The problem with ISPs

For example, take a large corporation. If that business has an online presence, it will want stable and reliable service to properly manage its customers. He may also wish to send huge amounts of data from one office to another.

In this situation, the business can go through an Internet service provider (ISP) just like you do to get your Internet. However, if a business wants to send a lot of data through the ISP, it may face huge service charges.

Regular consumers like you and I use an ISP because they have us set up with everything we need to connect. You can technically create your own ISP, but setting up and maintaining the infrastructure is very expensive. That’s why we pay an ISP a monthly fee to do it for us.

Where dark fiber comes into play

But what about businesses? After all, they have the money and the skills to make their own connection and ignore the ISP altogether. Of course, they need unused fiber to do this, which is where dark fiber comes in.

A business can lease some of the dark fiber and then connect its own devices to either end. They can then use their expertise to create a system that connects every office and then to the internet, thereby avoiding an ISP altogether.

In the highway example above, it is as if a company decides to use the unused lane and put up ramps that lead to its offices. They could then use this route to transport goods and workers as they pleased.

Actually, do you remember when we said the lane was closed off from the rest of the highway? This means that only company traffic can use the tracks; no one else can use them without permission. The company lanes are spared from traffic jams on the main highway.

Likewise, a dark fiber connection can provide businesses with a fast, high-speed connection that is unencumbered by general traffic or overloaded ISP servers. This makes them highly desirable for someone who wants a connection with themselves.

How companies rent dark fiber

If you want to use dark fiber yourself, you will need to find a dark fiber supplier for the country in which you live.
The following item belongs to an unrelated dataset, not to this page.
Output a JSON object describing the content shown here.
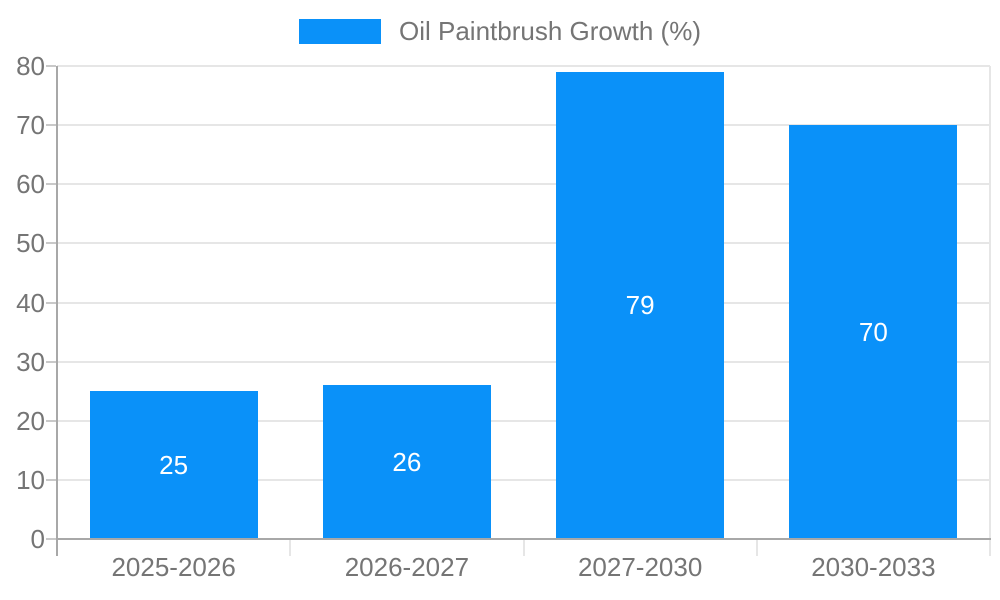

Some examples include Fibroptic for the United Kingdom and Lumen in the USA. However, there are many other companies, some of which can be found in the Dark Fiber Network community .

Typically, these companies have a dark fiber map that lets you see where the fiber is and lets you choose the location closest to your business. You can then make arrangements to get your own fiber optic connection.
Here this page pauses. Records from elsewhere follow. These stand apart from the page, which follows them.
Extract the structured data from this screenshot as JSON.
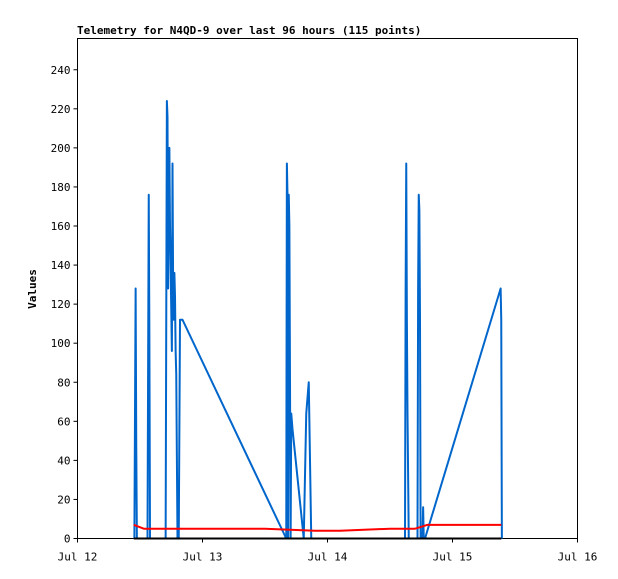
{
  "chart_data": {
    "type": "line",
    "title": "Telemetry for N4QD-9 over last 96 hours (115 points)",
    "xlabel": "",
    "ylabel": "Values",
    "xlim": [
      12,
      16
    ],
    "ylim": [
      0,
      256
    ],
    "x_ticks": [
      {
        "value": 12,
        "label": "Jul 12"
      },
      {
        "value": 13,
        "label": "Jul 13"
      },
      {
        "value": 14,
        "label": "Jul 14"
      },
      {
        "value": 15,
        "label": "Jul 15"
      },
      {
        "value": 16,
        "label": "Jul 16"
      }
    ],
    "y_ticks": [
      0,
      20,
      40,
      60,
      80,
      100,
      120,
      140,
      160,
      180,
      200,
      220,
      240
    ],
    "grid": false,
    "series": [
      {
        "color": "#0066CC",
        "x": [
          12.455,
          12.46,
          12.465,
          12.47,
          12.475,
          12.48,
          12.56,
          12.565,
          12.57,
          12.575,
          12.58,
          12.705,
          12.71,
          12.715,
          12.72,
          12.725,
          12.73,
          12.735,
          12.74,
          12.755,
          12.76,
          12.765,
          12.77,
          12.775,
          12.78,
          12.785,
          12.79,
          12.8,
          12.81,
          12.82,
          12.83,
          12.84,
          13.67,
          13.675,
          13.68,
          13.685,
          13.69,
          13.695,
          13.7,
          13.705,
          13.71,
          13.72,
          13.81,
          13.83,
          13.84,
          13.85,
          13.86,
          13.87,
          14.62,
          14.625,
          14.63,
          14.635,
          14.64,
          14.65,
          14.72,
          14.725,
          14.73,
          14.735,
          14.74,
          14.745,
          14.76,
          14.765,
          14.77,
          14.78,
          15.385,
          15.39,
          15.395
        ],
        "y": [
          0,
          64,
          128,
          48,
          0,
          0,
          0,
          88,
          176,
          104,
          0,
          0,
          112,
          224,
          216,
          128,
          176,
          200,
          160,
          96,
          192,
          128,
          112,
          136,
          124,
          96,
          84,
          0,
          0,
          112,
          112,
          112,
          0,
          192,
          176,
          0,
          176,
          160,
          80,
          0,
          64,
          56,
          0,
          64,
          72,
          80,
          40,
          0,
          0,
          128,
          192,
          112,
          64,
          0,
          0,
          128,
          176,
          168,
          112,
          0,
          0,
          16,
          0,
          0,
          128,
          112,
          0
        ]
      },
      {
        "color": "#FF0000",
        "x": [
          12.45,
          12.53,
          12.6,
          12.85,
          13.5,
          13.9,
          14.1,
          14.5,
          14.6,
          14.7,
          14.75,
          14.8,
          15.0,
          15.39
        ],
        "y": [
          7,
          5,
          5,
          5,
          5,
          4,
          4,
          5,
          5,
          5,
          6,
          7,
          7,
          7
        ]
      },
      {
        "color": "#000000",
        "x": [
          12.45,
          15.39
        ],
        "y": [
          0,
          0
        ]
      }
    ]
  }
}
Please note that we talked about this from a business perspective rather than an individual one. Indeed, renting your own fiber optic cable is an expensive and complicated process that only a business should really try.

As stated on Fibroptic:

Dark fiber may be the right fit for your business, but it’s not like buying a managed service. You invest in leasing an asset that needs to be maintained and in the worst case – like builders cutting wires – repaired. Under these circumstances, failures may not be easy or quick to resolve. You will need the correct SLAs in place. Simply put, your dark fiber is a high tech point-to-point cable. It is designed to connect offices to offices, data centers to data centers or offices to data centers.

Fibroptic says that if you lease fiber to them, you will need to organize the devices on each end of the fiber, add internet connectivity on your own, create a fail-safe system, and pay cabling taxes. This is not an ideal solution if you want to increase the speed of your Netflix stream!

READ ALSO: How to download movies and series from Netflix

Dark fiber can provide high-speed, low-latency connections to those who use it, but it’s labor-intensive to set up and maintain. As such, it’s best for business use and not really doable for someone who wants higher speeds.

If you want faster speeds, it may be better to use fiber-to-the-premises (FTTP). Although this is an expensive solution, it is more realistic for someone instead of a dark fiber connection.